Tennessee Population Growth 2000-2010
As previously noted, the Western Division registered a growth rate significantly below the state and national average from 2000 to 2010. Although Shelby County had a gain of more than 30,000 people for the relevant 10-year period and Tipton county, a bedroom county of Memphis, had a greater than 19 percent increase in population for this period, the total gain in population for west Tennessee was much less than for middle and east Tennessee.
Only three West Tennessee counties, Chester, Fayette, and Tipton, recorded a growth rate of more than 10 percent from 2000 to 2010. One reason that so many Western Division counties lost population or gained very slowly is that many of these counties lie outside the state's major transportation routes, either railroads or highways. Also, many west Tennessee counties rely heavily on agriculture. As agricultural conditions continue to change, with fewer farms and fewer farmers, economic opportunities diminish in these counties, and their residents look outside the area for jobs. Thus, many Western Division counties continue to lose young people through out-migration.
It is interesting to observe that the age structure has changed over time in those Western Division counties that have lost population or grown slowly. For decades, many of these counties have seen young people leave for jobs in urban areas inside or outside Tennessee. As a result, the resident population in West Tennessee is older, with median ages that exceed the state average in over two out of every three counties. Moreover, the over-65 age group constitutes a larger percentage of the total population than the state average. These demographic factors have led to fewer births, declining school enrollments, and in some cases a natural decline in population (i.e., more deaths than births in a year). This, in turn, has led to various forms of economic deterioration, including aging and vacant housing units.
One reason that so many Western Division counties lost population or gained very slowly is that many of these counties lie outside the state's major transportation routes, either railroads or highways. Also, many west Tennessee counties rely heavily on agriculture.
Western Division Counties: Population Change and Rank, 2000-2010
Due to the above factors, the economic structure has changed in these counties. With more people in the retirement-age category, the average income tends to be lower than in counties in which a larger percentage of the population is engaged in economically productive activity. Less income is earned from current labor and more from transfer payments such as Social Security and public assistance, so fewer taxes are generated. Thus, several counties in west Tennessee have faced decades of population loss, culminating in adverse economic and demographic consequences. Further population losses will have even more severe results because the population and economic bases have already eroded over the decades. The future viability of many small communities in these counties is questionable. More than the other divisions, the Western Division needs state assistance in diversifying its economy and developing a stronger economic base.

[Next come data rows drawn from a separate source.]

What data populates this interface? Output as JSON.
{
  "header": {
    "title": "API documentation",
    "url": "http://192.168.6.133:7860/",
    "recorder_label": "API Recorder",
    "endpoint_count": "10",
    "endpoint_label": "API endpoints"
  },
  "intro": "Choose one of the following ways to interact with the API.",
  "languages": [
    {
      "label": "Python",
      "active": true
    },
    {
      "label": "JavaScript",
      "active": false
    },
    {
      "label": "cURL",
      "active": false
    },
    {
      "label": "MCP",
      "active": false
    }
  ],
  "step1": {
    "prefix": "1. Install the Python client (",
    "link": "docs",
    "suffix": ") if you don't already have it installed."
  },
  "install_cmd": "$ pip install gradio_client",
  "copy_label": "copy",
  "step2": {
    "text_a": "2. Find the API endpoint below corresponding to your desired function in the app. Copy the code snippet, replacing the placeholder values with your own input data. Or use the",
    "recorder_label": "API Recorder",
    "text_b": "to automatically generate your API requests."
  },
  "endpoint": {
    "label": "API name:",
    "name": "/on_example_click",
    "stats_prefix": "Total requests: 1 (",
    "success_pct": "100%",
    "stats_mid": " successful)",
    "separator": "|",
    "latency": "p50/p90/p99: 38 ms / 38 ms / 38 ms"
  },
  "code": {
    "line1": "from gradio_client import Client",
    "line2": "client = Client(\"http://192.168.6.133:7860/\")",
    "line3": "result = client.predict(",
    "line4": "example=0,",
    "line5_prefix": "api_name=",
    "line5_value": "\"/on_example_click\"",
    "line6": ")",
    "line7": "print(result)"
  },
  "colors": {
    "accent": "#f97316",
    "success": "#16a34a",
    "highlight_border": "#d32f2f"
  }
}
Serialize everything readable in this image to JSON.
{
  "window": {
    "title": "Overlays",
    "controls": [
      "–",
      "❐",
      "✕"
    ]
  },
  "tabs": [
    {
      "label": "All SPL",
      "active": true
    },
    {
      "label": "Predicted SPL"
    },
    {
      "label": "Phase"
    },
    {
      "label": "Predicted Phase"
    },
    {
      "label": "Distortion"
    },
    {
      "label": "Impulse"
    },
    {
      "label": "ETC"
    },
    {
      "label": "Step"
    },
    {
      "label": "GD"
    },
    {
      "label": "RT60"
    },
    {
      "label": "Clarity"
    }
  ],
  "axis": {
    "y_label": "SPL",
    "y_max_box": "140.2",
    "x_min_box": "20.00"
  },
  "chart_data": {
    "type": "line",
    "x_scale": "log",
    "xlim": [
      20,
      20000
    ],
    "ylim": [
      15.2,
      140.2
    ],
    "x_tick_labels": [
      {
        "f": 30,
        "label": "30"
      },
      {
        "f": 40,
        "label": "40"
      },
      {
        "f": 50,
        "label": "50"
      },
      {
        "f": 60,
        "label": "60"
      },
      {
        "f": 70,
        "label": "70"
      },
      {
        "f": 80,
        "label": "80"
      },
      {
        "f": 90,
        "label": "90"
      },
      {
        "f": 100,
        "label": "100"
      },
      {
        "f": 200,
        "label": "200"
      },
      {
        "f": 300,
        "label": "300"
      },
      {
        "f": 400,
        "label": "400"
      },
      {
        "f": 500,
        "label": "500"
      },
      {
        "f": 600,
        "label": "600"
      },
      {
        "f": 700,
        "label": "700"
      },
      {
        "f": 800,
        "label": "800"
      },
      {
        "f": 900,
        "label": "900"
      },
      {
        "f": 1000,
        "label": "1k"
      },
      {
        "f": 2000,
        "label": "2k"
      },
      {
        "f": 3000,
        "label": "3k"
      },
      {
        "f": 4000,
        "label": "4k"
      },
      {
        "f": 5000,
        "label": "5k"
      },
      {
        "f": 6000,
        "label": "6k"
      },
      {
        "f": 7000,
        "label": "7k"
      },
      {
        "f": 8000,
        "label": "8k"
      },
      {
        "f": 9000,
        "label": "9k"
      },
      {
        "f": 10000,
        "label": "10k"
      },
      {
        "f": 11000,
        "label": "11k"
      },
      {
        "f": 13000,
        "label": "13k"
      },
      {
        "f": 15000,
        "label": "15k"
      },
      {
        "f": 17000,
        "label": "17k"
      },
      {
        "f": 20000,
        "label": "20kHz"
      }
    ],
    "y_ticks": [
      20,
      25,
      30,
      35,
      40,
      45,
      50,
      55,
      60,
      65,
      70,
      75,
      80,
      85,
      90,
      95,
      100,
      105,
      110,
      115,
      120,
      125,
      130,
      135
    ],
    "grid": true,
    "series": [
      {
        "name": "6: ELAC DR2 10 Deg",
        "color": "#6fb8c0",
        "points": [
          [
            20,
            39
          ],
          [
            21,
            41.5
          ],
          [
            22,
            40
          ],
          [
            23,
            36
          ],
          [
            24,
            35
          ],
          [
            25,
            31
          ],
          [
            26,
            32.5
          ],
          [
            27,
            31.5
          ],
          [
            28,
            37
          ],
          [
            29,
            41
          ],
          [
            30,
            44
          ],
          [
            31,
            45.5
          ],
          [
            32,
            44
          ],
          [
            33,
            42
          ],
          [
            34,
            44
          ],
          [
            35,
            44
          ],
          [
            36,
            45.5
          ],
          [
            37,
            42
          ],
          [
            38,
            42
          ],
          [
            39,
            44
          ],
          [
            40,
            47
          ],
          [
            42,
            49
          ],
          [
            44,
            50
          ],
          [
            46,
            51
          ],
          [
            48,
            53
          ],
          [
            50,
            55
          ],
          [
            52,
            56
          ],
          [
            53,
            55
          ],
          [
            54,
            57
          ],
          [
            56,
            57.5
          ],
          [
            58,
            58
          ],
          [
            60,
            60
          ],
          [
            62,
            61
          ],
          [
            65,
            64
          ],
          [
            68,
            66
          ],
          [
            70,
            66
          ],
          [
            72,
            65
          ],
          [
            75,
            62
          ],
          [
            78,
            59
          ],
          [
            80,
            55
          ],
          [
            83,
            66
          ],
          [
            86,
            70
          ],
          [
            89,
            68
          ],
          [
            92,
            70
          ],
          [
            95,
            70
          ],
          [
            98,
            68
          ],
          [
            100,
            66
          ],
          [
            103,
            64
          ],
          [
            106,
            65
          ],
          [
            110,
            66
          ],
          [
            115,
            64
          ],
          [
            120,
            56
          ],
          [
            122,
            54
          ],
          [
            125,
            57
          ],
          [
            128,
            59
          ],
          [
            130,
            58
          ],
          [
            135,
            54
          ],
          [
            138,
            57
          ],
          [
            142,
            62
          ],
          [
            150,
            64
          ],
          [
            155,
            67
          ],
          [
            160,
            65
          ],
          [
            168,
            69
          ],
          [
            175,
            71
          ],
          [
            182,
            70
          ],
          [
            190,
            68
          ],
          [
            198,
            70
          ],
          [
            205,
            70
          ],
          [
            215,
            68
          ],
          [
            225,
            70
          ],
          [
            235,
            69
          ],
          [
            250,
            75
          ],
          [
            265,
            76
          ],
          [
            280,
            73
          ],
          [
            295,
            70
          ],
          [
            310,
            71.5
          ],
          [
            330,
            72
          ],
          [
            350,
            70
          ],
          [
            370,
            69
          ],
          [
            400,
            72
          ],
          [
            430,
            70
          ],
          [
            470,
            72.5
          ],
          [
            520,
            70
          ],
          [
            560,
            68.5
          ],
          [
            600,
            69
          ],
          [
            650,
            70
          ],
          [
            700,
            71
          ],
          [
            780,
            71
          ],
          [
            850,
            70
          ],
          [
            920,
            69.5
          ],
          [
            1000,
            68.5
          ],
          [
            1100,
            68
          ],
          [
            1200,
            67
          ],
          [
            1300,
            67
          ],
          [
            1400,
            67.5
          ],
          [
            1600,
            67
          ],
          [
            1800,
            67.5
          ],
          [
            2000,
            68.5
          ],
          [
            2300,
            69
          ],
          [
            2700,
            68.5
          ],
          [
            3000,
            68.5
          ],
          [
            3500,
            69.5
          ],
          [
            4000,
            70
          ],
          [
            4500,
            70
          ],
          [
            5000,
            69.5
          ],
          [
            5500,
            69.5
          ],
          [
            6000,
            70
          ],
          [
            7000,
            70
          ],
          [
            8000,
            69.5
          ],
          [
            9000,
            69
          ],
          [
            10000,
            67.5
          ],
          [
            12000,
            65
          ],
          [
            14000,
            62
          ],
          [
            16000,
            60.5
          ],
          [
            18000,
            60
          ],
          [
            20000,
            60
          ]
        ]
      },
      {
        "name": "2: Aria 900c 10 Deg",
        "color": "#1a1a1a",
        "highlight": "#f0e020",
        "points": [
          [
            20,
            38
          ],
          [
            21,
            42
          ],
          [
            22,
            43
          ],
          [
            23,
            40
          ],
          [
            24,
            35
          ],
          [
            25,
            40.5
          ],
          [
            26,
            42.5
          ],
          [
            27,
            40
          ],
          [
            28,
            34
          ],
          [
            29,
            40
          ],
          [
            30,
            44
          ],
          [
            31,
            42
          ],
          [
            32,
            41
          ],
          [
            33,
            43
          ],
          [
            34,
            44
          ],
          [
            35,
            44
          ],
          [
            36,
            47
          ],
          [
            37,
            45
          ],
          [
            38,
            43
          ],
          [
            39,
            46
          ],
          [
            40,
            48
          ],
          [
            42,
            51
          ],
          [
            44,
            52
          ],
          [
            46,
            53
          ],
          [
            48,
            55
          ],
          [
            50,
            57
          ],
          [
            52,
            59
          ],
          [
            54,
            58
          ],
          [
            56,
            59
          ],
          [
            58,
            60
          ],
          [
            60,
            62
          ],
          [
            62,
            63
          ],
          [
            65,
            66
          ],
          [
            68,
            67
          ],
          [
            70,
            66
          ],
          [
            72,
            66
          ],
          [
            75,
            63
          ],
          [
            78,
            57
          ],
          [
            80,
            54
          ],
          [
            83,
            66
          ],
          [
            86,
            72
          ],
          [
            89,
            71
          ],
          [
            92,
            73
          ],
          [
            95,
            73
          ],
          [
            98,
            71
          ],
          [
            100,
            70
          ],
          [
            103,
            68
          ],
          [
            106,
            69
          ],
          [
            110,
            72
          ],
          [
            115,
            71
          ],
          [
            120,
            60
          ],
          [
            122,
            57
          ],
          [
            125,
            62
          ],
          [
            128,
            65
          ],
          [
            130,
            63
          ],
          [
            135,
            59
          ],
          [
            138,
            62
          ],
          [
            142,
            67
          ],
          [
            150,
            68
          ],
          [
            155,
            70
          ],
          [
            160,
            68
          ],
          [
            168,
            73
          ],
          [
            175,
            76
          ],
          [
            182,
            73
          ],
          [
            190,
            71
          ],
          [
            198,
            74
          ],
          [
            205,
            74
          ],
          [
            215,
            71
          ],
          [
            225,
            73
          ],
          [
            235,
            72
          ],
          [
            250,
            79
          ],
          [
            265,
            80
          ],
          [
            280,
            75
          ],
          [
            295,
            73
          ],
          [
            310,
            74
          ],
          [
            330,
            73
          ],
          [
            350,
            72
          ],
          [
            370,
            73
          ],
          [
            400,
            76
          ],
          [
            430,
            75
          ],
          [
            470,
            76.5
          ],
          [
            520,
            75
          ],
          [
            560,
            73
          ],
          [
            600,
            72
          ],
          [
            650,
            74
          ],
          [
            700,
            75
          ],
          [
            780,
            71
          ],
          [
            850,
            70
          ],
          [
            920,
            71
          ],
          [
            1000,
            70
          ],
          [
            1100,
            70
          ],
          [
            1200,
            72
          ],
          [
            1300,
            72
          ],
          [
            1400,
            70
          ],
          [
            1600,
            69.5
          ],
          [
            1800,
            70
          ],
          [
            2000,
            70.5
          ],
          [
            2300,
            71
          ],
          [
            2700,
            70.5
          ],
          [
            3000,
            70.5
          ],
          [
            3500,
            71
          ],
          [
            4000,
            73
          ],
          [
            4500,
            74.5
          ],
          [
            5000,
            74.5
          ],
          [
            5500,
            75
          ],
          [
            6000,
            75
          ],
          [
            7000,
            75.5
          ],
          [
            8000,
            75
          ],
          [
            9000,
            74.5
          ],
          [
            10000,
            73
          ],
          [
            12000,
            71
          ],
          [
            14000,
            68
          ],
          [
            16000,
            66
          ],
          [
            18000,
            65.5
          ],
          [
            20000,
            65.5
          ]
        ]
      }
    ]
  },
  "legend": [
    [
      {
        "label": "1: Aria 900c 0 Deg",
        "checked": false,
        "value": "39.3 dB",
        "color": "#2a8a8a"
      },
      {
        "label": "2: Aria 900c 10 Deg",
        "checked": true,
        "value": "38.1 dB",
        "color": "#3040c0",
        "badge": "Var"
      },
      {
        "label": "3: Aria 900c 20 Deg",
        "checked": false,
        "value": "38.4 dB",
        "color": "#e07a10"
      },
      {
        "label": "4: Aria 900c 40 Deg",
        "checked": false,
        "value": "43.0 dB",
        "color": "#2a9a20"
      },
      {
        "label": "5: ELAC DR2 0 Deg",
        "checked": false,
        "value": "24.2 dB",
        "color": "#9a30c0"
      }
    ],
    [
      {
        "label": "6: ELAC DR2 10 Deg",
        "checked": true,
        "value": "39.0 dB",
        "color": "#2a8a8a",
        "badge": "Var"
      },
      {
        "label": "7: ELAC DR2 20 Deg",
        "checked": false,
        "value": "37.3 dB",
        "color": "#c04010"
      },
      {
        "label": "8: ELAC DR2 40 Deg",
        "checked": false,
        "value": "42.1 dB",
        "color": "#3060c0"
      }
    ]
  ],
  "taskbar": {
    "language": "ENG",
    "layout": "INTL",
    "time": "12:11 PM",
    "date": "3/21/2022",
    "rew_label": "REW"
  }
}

Shelby County accounted for significantly more of the population increase in the Western Division from 2000 to 2010 than any other county, almost as much as all other counties in that division combined. Although Shelby County grew very slowly, almost four times as slowly as the state average, several factors may have contributed to this slow growth rate. One reason is that in recent years its growth rate of the earlier part of the 20th Century could not be sustained and supported by the existing economic (agricultural) base. Of more immediate impact is the loss of several large manufacturing and financial-service establishments in the past several years, including the relocation out of state of regional offices of major insurance carriers as well as International Harvester and Firestone.
Counties contiguous to Shelby County did not experience the sharp population surge in the 2000-2010 period that those adjacent to Nashville and Knoxville enjoyed. One reason is that the primary beneficiaries of the population spillover from the Memphis metropolitan areas were neighboring counties in northern Mississippi. Given current growth trends, the Nashville MSA will have more inhabitants than the Memphis MSA in the near future.